Training for many consisted of a few laps of King Edward's cinder track,
which in one place was like ploughing through gravel. Most of us
were pretty fit and this was not our idea of fun. Nevertheless some
outstanding people spring to mind. David Presland broke both school
and county records for the discuss and shot, which had been set several
years before. Then there was Gerry Schwarz, who with his eight foot
stride fairly "gobbled up" the track in the mile. We cannot remember
his times but in a House race against him Len recorded just over 5 minutes
and he was way behind Schwarz. In 1950 I recall that I came second
in the 440 in about 45 seconds and first in the long jump with 18' 6".
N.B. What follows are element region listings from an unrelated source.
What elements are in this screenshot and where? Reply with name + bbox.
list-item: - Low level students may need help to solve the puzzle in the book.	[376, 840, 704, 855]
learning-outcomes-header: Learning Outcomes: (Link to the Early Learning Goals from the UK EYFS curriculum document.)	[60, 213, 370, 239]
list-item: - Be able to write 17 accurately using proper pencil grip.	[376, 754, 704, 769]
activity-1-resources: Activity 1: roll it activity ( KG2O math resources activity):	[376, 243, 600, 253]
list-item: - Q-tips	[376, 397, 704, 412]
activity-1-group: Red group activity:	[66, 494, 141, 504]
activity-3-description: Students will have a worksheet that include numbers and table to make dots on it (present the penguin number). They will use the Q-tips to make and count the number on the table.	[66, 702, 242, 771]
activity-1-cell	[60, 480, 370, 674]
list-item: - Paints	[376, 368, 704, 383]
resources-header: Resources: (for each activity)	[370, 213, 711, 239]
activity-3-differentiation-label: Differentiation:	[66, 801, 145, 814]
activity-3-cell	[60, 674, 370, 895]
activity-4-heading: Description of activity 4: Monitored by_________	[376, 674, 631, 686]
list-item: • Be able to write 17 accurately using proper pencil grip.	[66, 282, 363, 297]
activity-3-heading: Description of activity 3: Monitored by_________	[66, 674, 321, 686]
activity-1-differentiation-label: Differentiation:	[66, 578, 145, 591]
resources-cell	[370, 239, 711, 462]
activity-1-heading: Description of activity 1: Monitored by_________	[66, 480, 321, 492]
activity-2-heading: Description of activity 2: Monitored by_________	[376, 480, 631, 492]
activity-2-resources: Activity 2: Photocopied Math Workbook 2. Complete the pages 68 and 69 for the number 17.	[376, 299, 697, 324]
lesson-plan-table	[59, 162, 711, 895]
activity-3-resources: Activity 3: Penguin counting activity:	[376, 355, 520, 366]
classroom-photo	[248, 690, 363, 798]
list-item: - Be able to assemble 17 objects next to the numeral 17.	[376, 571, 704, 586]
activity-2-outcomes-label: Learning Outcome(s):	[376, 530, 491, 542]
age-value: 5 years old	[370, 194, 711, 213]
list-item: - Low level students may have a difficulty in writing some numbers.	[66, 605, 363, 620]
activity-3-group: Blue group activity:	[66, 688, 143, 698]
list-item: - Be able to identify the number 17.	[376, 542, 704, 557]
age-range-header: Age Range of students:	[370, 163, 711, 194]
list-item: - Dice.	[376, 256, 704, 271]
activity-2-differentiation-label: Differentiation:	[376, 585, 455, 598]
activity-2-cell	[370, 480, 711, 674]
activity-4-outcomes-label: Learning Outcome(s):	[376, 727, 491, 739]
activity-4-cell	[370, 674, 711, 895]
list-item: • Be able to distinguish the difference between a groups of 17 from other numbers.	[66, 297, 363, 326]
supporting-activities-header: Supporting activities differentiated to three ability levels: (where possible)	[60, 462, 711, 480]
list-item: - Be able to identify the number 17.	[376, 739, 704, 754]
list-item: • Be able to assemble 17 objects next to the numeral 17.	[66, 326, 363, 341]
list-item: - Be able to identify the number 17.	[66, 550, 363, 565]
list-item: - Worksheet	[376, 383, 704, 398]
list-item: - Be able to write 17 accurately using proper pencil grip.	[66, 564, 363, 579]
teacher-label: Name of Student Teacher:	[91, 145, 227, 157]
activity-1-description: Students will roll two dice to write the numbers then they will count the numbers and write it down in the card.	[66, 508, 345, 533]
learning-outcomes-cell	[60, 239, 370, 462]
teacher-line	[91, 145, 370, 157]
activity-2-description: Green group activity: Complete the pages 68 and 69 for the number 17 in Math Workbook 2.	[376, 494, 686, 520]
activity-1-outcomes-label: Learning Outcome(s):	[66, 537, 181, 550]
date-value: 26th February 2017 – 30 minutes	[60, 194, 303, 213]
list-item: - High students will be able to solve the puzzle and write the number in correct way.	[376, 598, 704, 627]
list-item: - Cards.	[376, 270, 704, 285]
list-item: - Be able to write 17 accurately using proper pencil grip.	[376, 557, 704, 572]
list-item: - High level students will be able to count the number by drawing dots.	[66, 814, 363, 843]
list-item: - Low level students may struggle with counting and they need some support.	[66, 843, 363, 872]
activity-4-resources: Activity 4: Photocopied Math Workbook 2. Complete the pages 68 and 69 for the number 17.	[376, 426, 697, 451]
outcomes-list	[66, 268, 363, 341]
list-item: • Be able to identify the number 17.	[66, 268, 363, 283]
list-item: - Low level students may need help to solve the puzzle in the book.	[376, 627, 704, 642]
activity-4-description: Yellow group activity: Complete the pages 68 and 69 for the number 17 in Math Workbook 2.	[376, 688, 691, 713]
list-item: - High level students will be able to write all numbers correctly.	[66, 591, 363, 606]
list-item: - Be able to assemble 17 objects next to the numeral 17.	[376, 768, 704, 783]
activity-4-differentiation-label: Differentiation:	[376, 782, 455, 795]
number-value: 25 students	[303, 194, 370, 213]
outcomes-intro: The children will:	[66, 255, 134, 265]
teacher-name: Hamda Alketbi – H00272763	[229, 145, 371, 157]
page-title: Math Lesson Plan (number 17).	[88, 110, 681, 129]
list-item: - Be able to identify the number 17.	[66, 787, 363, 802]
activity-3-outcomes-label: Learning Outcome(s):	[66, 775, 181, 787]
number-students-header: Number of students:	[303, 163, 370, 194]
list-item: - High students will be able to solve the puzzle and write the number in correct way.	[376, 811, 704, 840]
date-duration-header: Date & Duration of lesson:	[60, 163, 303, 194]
At Alperton in the 440 the elastic in my shorts broke but I still finished
When Mr. Eddon returned after War Service he introduced the boys to the
concept that tennis was a man's game as well as cricket. The problem
was facilities. Such as we had, the girls had first call and so it
was difficult for us to find times to play. However tennis was
becoming popular in the wider world; Tony Mottram and other English
players then appeared regularly on the Centre and No. 1 Courts at
Wimbledon. The now defunct Evening News organised a knock out
competition in the London area to try to find new talent from among the
many who used the public courts. Several of us - Stan Lambdon, Gerry
Barker, Robin Keen, Len and myself alternated between Queens Park and
Gladstone Park courts.
We frequently had to wait and as a consequence rather than do nothing we
began to play bowls on the indifferent green in Gladstone Park. We
soon realised this was a game of real skill and not just for the elderly!
Jack Eddon managed to fix up an
arrangement with South Hampstead Tennis Club, whereby we could join at a
reduced subscription, playing at off-peak times.
It is perhaps appropriate to end these reminiscences with the fact that
the strong link with South Hampstead and the old days of W.C.G.S. still
exists through Ted Ducker, Ken Fletcher and several others.